In the 47-minute video footage Al-Qaida leader Osama bin Laden reads an introduction dedicated to Abu Musab Waleed al-Shehri, the Virginia-based respected monitoring group IntelCenter and other sources said, citing an advance copy. The video is titled "The Wills of the Heroes of the Raids on New York and Washington."
Bin Laden said al-Shehri "personally penetrated the most extreme degrees of danger and is a rarity among men: one of the 19 champions," according to IntelCenter. Osama bin Laden also
urged sympathizers to join him and what he called the "caravan" of martyrs.
Saudi-born al-Shehri was identified by the US 9/11 Commission as a "muscle hijacker" for his role in helping take over one of the airliners on September 11. Al-Shehri — one of the hijackers on American Airlines Flight 11, which hit New York’s World Trade Center (WTC) — was seen wearing a white robe and headscarf, with a full black beard, speaking in front of a backdrop with images of the burning World Trade Center.
NEW THREAT
"We shall come at you from your front and back, your right and left," al-Shehri said after bin Laden’s introduction, asserting that America would suffer the same fate as the Soviet Union. He also praised the losses the US suffered in Somalia in the late 1990s.
"As for our own fortune, it is not in this world," he said. "And we are not competing with you for this world, because it does not equal in Allah’s eyes the wing of a mosquito."
Last week, bin Laden appeared in his first video in nearly three years. President George W. Bush called the video a reminder of the dangerous world in which we live, and he said it showed the need for all nations to work together against terrorism.
President Bush, Vice President Dick Cheney and Secretary of State Condoleezza Rice were to hold a moment of silence on the White House lawn. In New York, rescue workers and families of victims began reading out the names of the 2,750 victims killed there.
WOMAN NAMED
Among the names, for the first time, Dunn-Jones, a 42-year-old civil rights attorney, who died of lung disease on February 10, five months after the WTC towers fell. She managed to escape, but not to protect herself against the toxic dust that eventually destroyed her lungs.
Doctors fear many more people have died, or will face death, because of respiratory illnesses and the exposure to the mixture of pulverized concrete, asbestos, mercury and other toxins that wafted over ground zero for close to a year, The Associated Press (AP) news agency reported Tuesday, September 11.

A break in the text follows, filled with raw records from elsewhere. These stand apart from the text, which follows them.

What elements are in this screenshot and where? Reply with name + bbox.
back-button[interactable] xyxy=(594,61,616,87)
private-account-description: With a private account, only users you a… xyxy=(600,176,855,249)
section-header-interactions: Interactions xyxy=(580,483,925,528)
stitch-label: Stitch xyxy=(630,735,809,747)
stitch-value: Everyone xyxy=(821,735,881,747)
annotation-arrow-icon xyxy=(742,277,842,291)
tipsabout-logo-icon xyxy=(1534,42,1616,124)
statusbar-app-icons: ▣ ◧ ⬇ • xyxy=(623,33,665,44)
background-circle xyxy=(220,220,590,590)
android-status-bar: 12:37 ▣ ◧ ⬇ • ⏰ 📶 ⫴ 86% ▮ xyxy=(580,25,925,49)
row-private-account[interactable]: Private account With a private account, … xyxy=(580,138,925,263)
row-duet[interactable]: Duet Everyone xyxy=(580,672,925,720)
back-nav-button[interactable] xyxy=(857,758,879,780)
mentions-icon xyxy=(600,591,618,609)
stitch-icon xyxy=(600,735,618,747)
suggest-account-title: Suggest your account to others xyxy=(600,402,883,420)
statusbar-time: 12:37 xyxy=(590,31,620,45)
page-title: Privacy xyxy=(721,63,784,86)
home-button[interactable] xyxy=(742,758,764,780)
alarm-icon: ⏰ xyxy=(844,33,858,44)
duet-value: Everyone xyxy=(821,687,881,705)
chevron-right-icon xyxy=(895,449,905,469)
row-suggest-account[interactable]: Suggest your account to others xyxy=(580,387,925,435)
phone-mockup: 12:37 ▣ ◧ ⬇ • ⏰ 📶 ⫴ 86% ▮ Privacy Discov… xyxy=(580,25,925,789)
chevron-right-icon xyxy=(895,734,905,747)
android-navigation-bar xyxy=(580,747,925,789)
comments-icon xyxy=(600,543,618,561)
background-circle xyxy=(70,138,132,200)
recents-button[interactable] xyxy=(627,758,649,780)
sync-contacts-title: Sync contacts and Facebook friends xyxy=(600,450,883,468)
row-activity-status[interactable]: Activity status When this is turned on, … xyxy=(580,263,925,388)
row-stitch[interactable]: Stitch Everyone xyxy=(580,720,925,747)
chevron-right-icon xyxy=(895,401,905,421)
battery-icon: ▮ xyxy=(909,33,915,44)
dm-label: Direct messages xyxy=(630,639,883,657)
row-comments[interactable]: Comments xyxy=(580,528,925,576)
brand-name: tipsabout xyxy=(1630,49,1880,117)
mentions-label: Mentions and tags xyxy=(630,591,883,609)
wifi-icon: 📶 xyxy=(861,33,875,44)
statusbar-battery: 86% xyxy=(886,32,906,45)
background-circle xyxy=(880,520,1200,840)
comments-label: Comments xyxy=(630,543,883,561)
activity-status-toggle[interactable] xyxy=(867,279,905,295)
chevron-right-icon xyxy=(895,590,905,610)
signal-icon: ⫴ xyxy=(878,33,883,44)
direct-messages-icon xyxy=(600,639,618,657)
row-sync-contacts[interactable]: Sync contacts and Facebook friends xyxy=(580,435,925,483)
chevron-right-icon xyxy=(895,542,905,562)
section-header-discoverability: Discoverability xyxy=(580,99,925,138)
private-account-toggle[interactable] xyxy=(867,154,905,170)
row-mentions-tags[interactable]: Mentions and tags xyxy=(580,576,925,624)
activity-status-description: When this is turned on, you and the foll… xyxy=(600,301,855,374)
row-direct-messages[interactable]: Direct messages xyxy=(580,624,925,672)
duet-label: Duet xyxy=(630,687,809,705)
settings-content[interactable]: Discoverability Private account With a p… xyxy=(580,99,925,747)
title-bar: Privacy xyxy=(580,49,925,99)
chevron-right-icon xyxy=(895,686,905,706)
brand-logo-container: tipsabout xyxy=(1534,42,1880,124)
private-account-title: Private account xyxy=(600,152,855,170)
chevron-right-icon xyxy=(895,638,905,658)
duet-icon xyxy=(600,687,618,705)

Joseph Jones told AP he doesn’t know how he would feel when hearing the name of his wife while standing for hours with other victims’ families in a small park southeast of ground zero. "It’s just a sense of sadness, really," he said. "It’s just a sense of acknowledgment that…her death was caused by events happening that day."
His words echoed on the eve of September 11, when Christian leaders gathered for a prayer vigil near the White House "praying for God’s protection, blessing and direction for America on the eve of the 6th anniversary of 9/11," BosNewsLife learned.